Over the years, private and governmental organizations have recognized
the immense value of collecting and studying large amounts of data.
The protection of such information has been complicated due to the
fact that such organizations seek to increase the value of their information
collections by aggregating resources without violating privacy and
confidentiality constraints that are imposed by policy and law. The
data privacy arena is a relatively young domain that sits at the confluence
of statistics, computer science, and policy. The basic problem setting
in which my research is situated can be defined as follows: person-specific
data is collected and must be released, such that each person's privacy
is protected. I investigate data privacy issues in databases of person-specific
records from the perspective of statistical theory and data analysis.
After attending the 2003 Privacy in D.A.T.A. Workshop (organized
by the Data Privacy Laboratory and the Aladdin Center in the School
of Computer Science of Carnegie Mellon University), I started working
towards the design of a formal framework that would allow the formulation
and analysis of privacy concerns in large databases of person-specific
records, and to measure the value of proposed protection methods in
terms of the degree of protection granted to the corresponding individuals.
The essential elements of such a framework combine statistical and
computational disclosure control concepts based on research conducted
by Stephen Fienberg, Latanya Sweeney, and Cynthia Dwork.
At a more recent workshop in Bertinoro, Italy (organized by Carnegie
Mellon University, Microsoft, and the National Institute of Statistical
Sciences), researchers identified a core set of fundamental problems
in privacy and confidentiality for which they agreed, mostly, on a
common language to describe such problems, issues, and their nuances.
The discussion between statisticians and computer scientists has been
engaging and has lead to joint efforts such as the newly established
Journal of Privacy and Confidentiality (http://jpc.cylab.cmu.edu/).
However, how to measure the goodness of solutions remains an open
point of discussion.
From a broader point of view, there are certain general principles
that are necessary, but remain undefined, to answer questions that
involve both aggregate and individual perspectives, to deal with testability
issues and, ultimately, to measure progresses of the field as a whole.
As part of an ongoing collaboration with Brad Malin (Vanderbilt University)
I have sought to identify the essential elements of an abstract theory
of record linkage that provides a tool to tackle the missing principles.
Such elements bridge perspectives on privacy that consider either
aggregate distributions or microdata.
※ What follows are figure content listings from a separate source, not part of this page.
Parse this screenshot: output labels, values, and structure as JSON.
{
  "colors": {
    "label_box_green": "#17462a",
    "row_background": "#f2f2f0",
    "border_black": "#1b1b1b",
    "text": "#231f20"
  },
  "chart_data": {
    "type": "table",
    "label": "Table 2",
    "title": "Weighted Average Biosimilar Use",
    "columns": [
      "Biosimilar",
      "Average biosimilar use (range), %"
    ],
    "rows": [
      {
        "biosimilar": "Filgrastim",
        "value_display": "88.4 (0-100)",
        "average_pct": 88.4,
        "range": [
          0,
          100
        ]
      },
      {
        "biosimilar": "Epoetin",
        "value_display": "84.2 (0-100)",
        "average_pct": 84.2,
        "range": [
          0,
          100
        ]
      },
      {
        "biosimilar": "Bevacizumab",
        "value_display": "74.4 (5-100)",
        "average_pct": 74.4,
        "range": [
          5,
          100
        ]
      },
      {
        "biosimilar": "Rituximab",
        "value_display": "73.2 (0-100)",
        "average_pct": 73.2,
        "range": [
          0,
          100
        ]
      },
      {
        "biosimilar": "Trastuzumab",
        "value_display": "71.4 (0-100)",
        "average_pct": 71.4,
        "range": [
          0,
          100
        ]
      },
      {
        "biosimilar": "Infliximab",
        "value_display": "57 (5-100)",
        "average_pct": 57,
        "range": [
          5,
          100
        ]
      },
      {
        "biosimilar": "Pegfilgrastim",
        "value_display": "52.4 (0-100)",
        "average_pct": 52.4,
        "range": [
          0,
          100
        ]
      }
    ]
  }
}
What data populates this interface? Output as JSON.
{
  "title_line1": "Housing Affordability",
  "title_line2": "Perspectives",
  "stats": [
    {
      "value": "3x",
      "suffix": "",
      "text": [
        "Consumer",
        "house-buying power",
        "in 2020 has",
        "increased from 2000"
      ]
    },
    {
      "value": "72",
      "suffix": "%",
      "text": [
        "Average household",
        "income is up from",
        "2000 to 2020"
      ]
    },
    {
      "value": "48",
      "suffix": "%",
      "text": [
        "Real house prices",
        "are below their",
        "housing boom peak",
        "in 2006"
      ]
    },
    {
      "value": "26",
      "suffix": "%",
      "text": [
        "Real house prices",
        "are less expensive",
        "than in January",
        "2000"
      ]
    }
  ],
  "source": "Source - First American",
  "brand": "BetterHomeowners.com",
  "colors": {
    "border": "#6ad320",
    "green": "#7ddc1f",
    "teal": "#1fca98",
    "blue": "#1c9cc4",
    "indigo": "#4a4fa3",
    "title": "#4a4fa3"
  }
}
They also provide the technical
tools necessary for keeping privacy at the forefront of data analysis,
while informing the development of a normative theory of privacy.
Consider, for example, the notion of a "linking distribution"
of an attribute. Linking distributions homogenize the treatment of
categorical and numerical data types, and their estimation from real
data allows for the introduction of the complexity of real world problems
in the analysis. Another element of such a theory is an "algorithmic
approach" for the computation of theoretical bounds on privacy
protection of any pair (i.e. <database, protection method>),
thus leading to predictions about performance guarantees in real world
situations. Given realistic scenarios encoded by our model and the
metric for privacy protection, the algorithmic approach is key for
introducing testability and measuring progress clearly in the privacy
arena.
In particular, we propose an algorithmic solution to the problem
of measuring the degree of privacy protection granted to individual
records by an arbitrary method. In order to do so, we start from a
description of the world in terms of concepts relevant to privacy
that the community at large agrees upon, we adopt the notion of re-identifiability,
and we add a greedy linkage algorithm and an original description
of the re-identification process in terms of few parameters that can
be reliably estimated from data. With all the pieces in place, we
are ready to show how the analysis of real data may be used to shed
light on the theoretical re-identifiability of real world problems,
how bounds can be computed for a certain database, and how this work
can be extended, and progress measured, in the future.